Wie jährlich 1,2 Billionen Dollar im Müll landen

Die EU will die Menge der verschwendeten Lebensmittel bis 2030 halbieren
Die Berater der Boston Consulting Group nehmen die Industrie in die Pflicht, aber auch Regierungen und Konsumenten.

Heuer landen 1,2 Billionen Dollar im Müll. In Form von 1,6 Milliarden Tonnen Nahrungsmitteln. Das ergeben aktuelle Hochrechnungen der Boston Consulting Group (BCG). Laut ihrer Einschätzung wird das Problem der Nahrungsmittelverschwendung künftig auch nicht kleiner, ganz im Gegenteil.

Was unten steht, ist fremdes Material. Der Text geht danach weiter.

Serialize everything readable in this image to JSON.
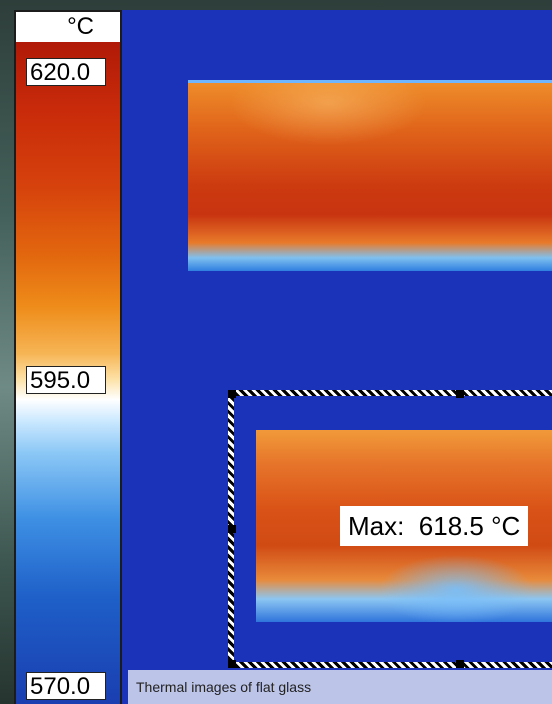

Die Berater gehen davon aus, dass im Jahr 2030 weltweit 2,1 Milliarden Tonnen Nahrungsmittel im Wert von 1,5 Billionen Dollar weggeworfen werden. Anders formuliert: Während 870 Millionen Menschen rund um den Globus unterernährt sind, geht ein Drittel der weltweiten Lebensmittelproduktion entlang der Wertschöpfungskette verloren. Etwa, weil die Ernte nicht den Vermarktungskriterien der Handelskonzerne entspricht. Weil Obst und Gemüse falsch gelagert wird, während des Transports vergammelt oder schlicht, weil der Konsument letztlich doch nicht essen will, was er sich in den Kühlschrank gestellt hat. Das hat weitreichende Folgen. Das „umsonst“ produzierte Essen ist bereits für acht Prozent der globalen Treibhausgas-Emissionen verantwortlich.

Ruf nach Aufklärung

Während in Entwicklungsländern viel Essen auf dem Weg vom Feld zum Konsumenten verloren geht, sind es in den Industrieländern vor allem die privaten Haushalte, die Nahrungsmittel verschwenden. Laut BCG müssten Regierungen, Unternehmen und Konsumenten gemeinsam gegensteuern, wobei der Industrie eine besondere Rolle zukomme. Die Berater haben 13 Initiativen parat, die vom regionalen Einkauf über die Optimierung der Kühlkette bis zur Aufklärung der Konsumenten reichen. Die Studienautoren appellieren zum Beispiel für mehr Tiefkühlkost. Diese sei einerseits länger haltbar und obendrein oft auch gesünder als frisches Gemüse, so ihre Argumentation. Dies ist umstritten. „Wir können nicht in Bausch und Bogen alles einfrieren, da muss man sich schon die Ökobilanz anschauen“, sagt etwa Gudrun Obersteiner von der Universität für Bodenkultur. „Einfrieren ist oft keine Problemlösung, sondern nur eine Problemverschiebung“, so ihr Standpunkt. „Packungen werden im Tiefkühler vergessen und letztlich erst recht weggeworfen.“

Auf jeden EU-Bürger kommen laut Statistik jährlich 173 Kilo verschwendete Lebensmittel. Allein die Österreicher vergeuden zusammen genommen 760.000 Tonnen im Jahr.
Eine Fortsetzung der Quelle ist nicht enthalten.